E fu così che Kidda, un pugno dopo l'altro, cominciò a vedere la luce tra le crepe che si stavano creando nel mezzo della siepe colpita.
E così continuò a picchiare come sapeva fare lei, fregandosene delle nocche dell'unica mano buona ormai sanguinanti, e del metallo scheggiato della protesi.
A costo di perdere entrambe le braccia, sarebbe uscita da lì.


Intanto Ann cominciava a vedere la propria vita scorrerle davanti agli occhi.
Aveva provato a fermare almeno lo scorrere di una parete puntando il pugnale in un angolo sotto di essa, ma come poteva una leva tanto piccola fermare un muro di cemento armato?

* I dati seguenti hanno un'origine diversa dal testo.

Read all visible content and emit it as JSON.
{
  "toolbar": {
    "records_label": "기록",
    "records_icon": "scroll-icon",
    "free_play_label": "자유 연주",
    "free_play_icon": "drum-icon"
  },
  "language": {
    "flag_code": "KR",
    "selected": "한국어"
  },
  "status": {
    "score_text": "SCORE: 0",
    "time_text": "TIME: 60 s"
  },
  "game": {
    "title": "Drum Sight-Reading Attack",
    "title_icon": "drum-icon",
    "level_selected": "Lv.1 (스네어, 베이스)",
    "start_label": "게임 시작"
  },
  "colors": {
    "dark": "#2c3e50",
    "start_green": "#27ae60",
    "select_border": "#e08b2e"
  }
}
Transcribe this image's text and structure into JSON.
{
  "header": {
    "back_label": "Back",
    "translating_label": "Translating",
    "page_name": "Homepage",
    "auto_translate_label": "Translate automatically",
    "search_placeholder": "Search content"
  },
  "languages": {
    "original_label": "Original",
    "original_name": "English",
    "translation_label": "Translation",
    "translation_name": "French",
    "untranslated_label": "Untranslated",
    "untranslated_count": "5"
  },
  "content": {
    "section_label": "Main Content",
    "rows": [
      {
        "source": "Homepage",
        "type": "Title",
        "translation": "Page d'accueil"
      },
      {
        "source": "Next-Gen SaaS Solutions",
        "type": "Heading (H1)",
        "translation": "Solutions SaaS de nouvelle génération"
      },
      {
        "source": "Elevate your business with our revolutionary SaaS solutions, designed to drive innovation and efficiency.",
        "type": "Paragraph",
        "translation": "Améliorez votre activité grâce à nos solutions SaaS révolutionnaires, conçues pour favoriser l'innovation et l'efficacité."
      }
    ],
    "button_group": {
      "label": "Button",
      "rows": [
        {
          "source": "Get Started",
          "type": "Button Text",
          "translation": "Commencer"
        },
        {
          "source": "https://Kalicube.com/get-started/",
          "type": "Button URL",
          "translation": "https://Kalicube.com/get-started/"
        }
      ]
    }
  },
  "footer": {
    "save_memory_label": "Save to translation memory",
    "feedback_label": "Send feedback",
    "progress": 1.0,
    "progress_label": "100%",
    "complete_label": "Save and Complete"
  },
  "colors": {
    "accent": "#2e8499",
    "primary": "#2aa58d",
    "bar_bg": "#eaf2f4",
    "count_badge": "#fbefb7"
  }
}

Tentò ancora di richiamare le fiamme, le pregò di correre in suo soccorso poichè non voleva arrendersi nemmeno davanti a quella situazione disperata, ma non vi fu nulla da fare. Le sue fiamme non ardevano più. E mentre il suo ultimissimo pensiero correva a Jack, l'uomo che amava e che avrebbe amato anche dall'aldilà, i suoi occhi si chiusero nell'amarezza. 
Schiacciata tra quattro stupide pareti era proprio una fine penosa per Portgas D. Ann.

Tuttavia l'isola non aveva ancora finito con lei, e nemmeno con gli altri uomini approdati per ultimi laggiù. 
Ma se il biondo rivoluzionario per ora se la cavava semplicemente correndo nella fitta foresta proprio come faceva da bambino con i suoi fratelli, deciso a non lasciarsi divorare dall'angoscia e dal timore, imponendosi di trovarli e salvarli in qualsiasi guaio si fossero cacciati quella volta, il capitano degli ormai ex pirati di Barbabianca invece vacillava. 
Il giovane coraggioso avanzava, mentre la fenice soccombeva.
La sala in cui i suoi passi l'avevano condotto non era altro che un laboratorio, un laboratorio della marina a giudicare dalle divise degli scienziati e dei soldati che vi lavoravano, un laboratorio in cui si eseguivano esperimenti su coloro che avevano mangiato un frutto del diavolo di tipo zoan, a giudicare dalle persone dalle fattezze in parte animali, incatenate a lunghi pilastri e alle pareti della stanza. Anche gli arti e altri monconi e pezzi di corpi che galleggiavano in enormi vasche dal vetro trasparente contenenti uno strano liquido verde che doveva essere qualcosa tipo formalina, lasciavano poco spazio ai dubbi.
Tra la rabbia e l'orrore, Marco aveva provato a scagliarsi contro quegli aguzzini, ma si era riscoperto ad avere i piedi incollati al pavimento come se stesse vivendo una specie di incubo ad occhi aperti. Immobilizzato, era stato poi trascinato a forza su un lettino da alcuni marines, ed era stato incatenato. Quel materiale però che gli bruciava i polsi e le caviglie non era kairoseki. Non sentiva il corpo indebolirsi a contatto con quel metallo, anzi, la fenice si agitava maestosa dentro di lui. Quel materiale... quel materiale stava forzando la trasformazione.
Dolorosamente, cosa che mai era accaduta in tutti quegli anni in quanto il suo mutamento era indolore e naturale,  le sue mani cominciarono a divenire artigli, e le fiamme blu solitamente fresche e gentili, ustionavano la sua pelle per uscire fuori e divorarlo.
Si morse la lingua per non urlare, mentre le sue labbra si protendevano e si indurivano nella forma del becco giallo della fenice, mentre gli occhi rimanevano quelli umani del pirata. 
E fu proprio mentre spalancava gli occhi per l'ennesima fitta sofferente che nel suo campo visivo comparvero i volti di Akainu e Teach.